Но если из нашей истории все же пытаются исключать революционную составляющую, пусть предложат что-то взамен. Сменовеховская модель, где не только Жуков наследует по прямой Суворову, но и Дзержинский – Бенкендорфу? Можно спорить даже об этом, но хоть это внятно артикулируйте! И если отменять 7 ноября, то заменять этот праздник надо не мифическим днем освобождения от польско-шведских агрессоров в 1612 году, не днем конституции, которую скоро отменят, не днем инаугурации президента, которого скоро переизберут или уже переизбрали, а чем-то осмысленным для большинства людей в стране. День космонавтики? День рождения Пушкина? День отмены крепостного права? День основания Петербурга? Любой вариант не только фиксирует некое событие в прошлом, делая его сакральным, но и задает определенную перспективу на будущее.

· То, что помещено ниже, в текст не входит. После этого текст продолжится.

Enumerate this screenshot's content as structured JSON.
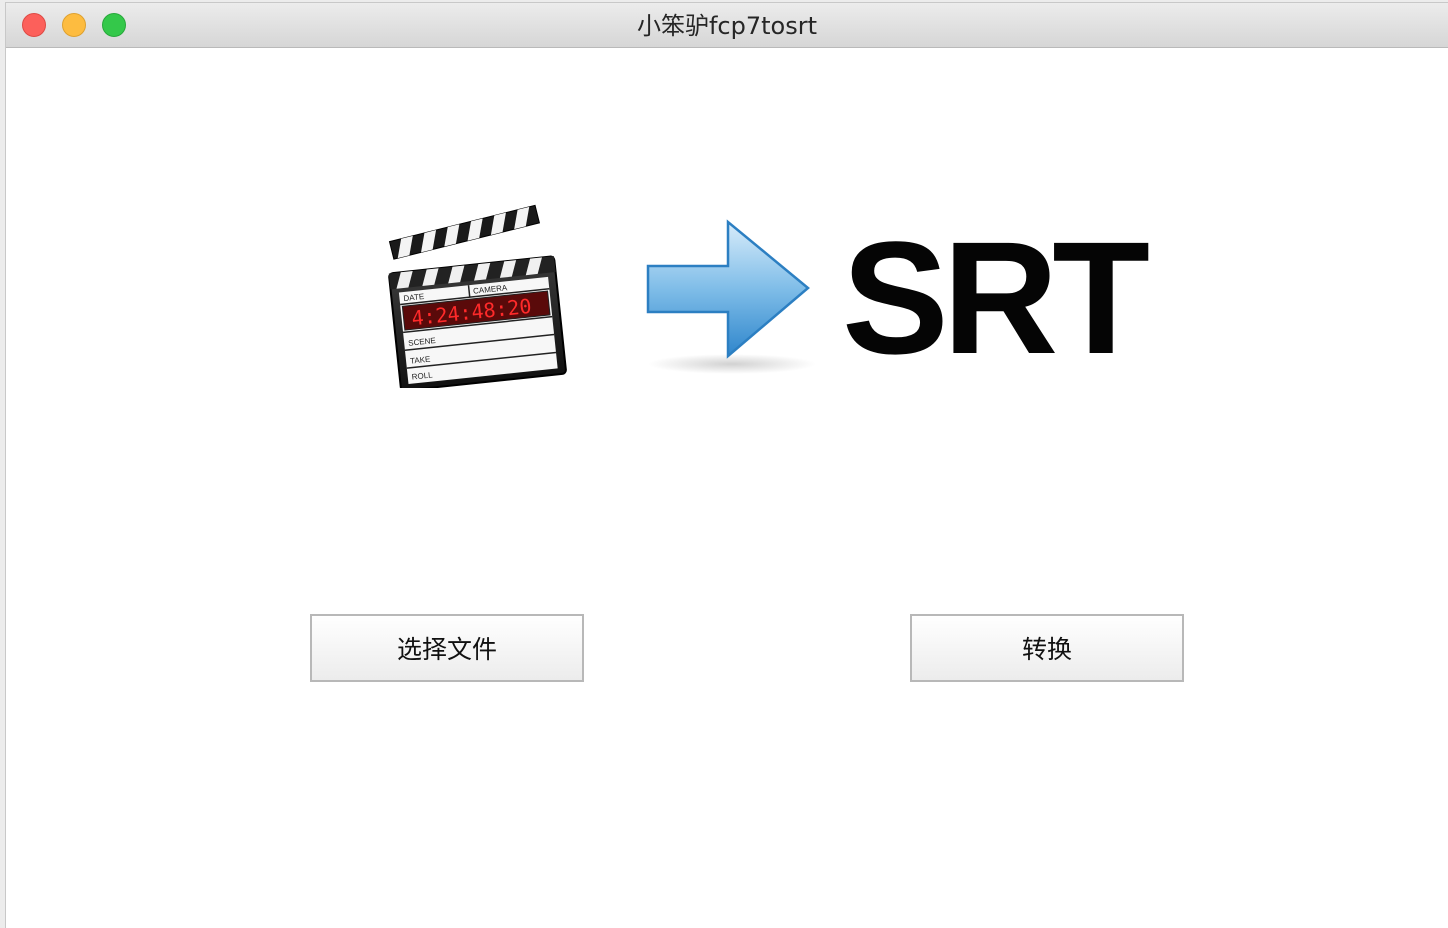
{
  "window": {
    "title": "小笨驴fcp7tosrt"
  },
  "icons": {
    "source": "film-clapperboard-icon",
    "arrow": "right-arrow-icon"
  },
  "clapperboard": {
    "date_label": "DATE",
    "camera_label": "CAMERA",
    "timecode": "4:24:48:20",
    "scene_label": "SCENE",
    "take_label": "TAKE",
    "roll_label": "ROLL"
  },
  "target_label": "SRT",
  "buttons": {
    "choose_file": "选择文件",
    "convert": "转换"
  },
  "colors": {
    "close": "#fc605b",
    "minimize": "#fdbc40",
    "maximize": "#34c84a",
    "arrow_blue": "#4a9bd8",
    "timecode_red": "#e02020"
  }
}
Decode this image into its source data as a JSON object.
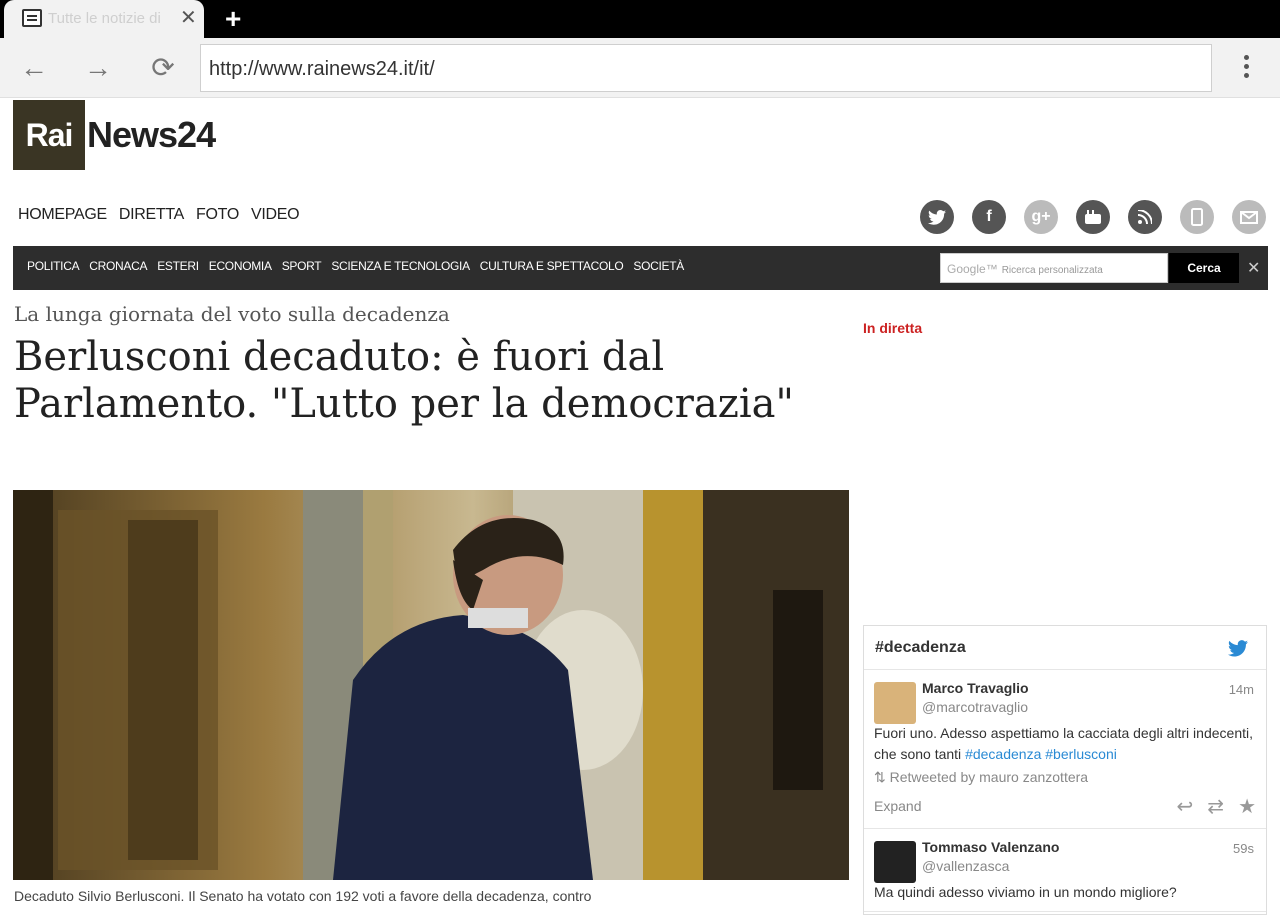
{
  "browser": {
    "tab_title": "Tutte le notizie di",
    "tab_close": "✕",
    "new_tab": "+",
    "back": "←",
    "forward": "→",
    "reload": "⟳",
    "url": "http://www.rainews24.it/it/"
  },
  "site": {
    "logo_rai": "Rai",
    "logo_rest": "News24",
    "top_nav": [
      "HOMEPAGE",
      "DIRETTA",
      "FOTO",
      "VIDEO"
    ],
    "categories": [
      "POLITICA",
      "CRONACA",
      "ESTERI",
      "ECONOMIA",
      "SPORT",
      "SCIENZA E TECNOLOGIA",
      "CULTURA E SPETTACOLO",
      "SOCIETÀ"
    ],
    "search_brand": "Google™",
    "search_placeholder": "Ricerca personalizzata",
    "search_button": "Cerca",
    "search_clear": "✕"
  },
  "social_icons": [
    "twitter-icon",
    "facebook-icon",
    "google-plus-icon",
    "youtube-icon",
    "rss-icon",
    "mobile-icon",
    "mail-icon"
  ],
  "article": {
    "kicker": "La lunga giornata del voto sulla decadenza",
    "headline": "Berlusconi decaduto: è fuori dal Parlamento. \"Lutto per la democrazia\"",
    "caption": "Decaduto Silvio Berlusconi. Il Senato ha votato con 192 voti a favore della decadenza, contro"
  },
  "sidebar": {
    "live_label": "In diretta"
  },
  "twitter": {
    "hashtag": "#decadenza",
    "tweets": [
      {
        "name": "Marco Travaglio",
        "handle": "@marcotravaglio",
        "time": "14m",
        "text": "Fuori uno. Adesso aspettiamo la cacciata degli altri indecenti, che sono tanti ",
        "tags": "#decadenza #berlusconi",
        "retweet": "Retweeted by mauro zanzottera",
        "expand": "Expand"
      },
      {
        "name": "Tommaso Valenzano",
        "handle": "@vallenzasca",
        "time": "59s",
        "text": "Ma quindi adesso viviamo in un mondo migliore?"
      }
    ]
  },
  "colors": {
    "accent_red": "#cc2222",
    "twitter_blue": "#2a8ad4",
    "catbar": "#2d2d2d"
  }
}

Тот, кто внятно объяснит России ее прошлое и предложит внятный проект на десять-двадцать-пятьдесят лет вперед (не «удвоить ВВП», не «догнать и перегнать Португалию», а осмысленный и достойный большой и старой страны план), – тот и овладеет настоящим. Ленин, начавший захват власти с телеграфа, был гением, опередившим свою эпоху, первым политиком информационной эпохи. Но мы живем уже не в XX, а в XXI веке. Сейчас побеждает тот, кто первым овладеет стихией национального времени. Кто сделает участие в этом времени привлекательным, не только для самих россиян, но и для части их соседей – тех же грузин, тех же украинцев, армян, болгар, сербов...
Даже если в конце будет обещан не всхлип, а взрыв. В конце концов, это даже как-то достойнее и естественнее.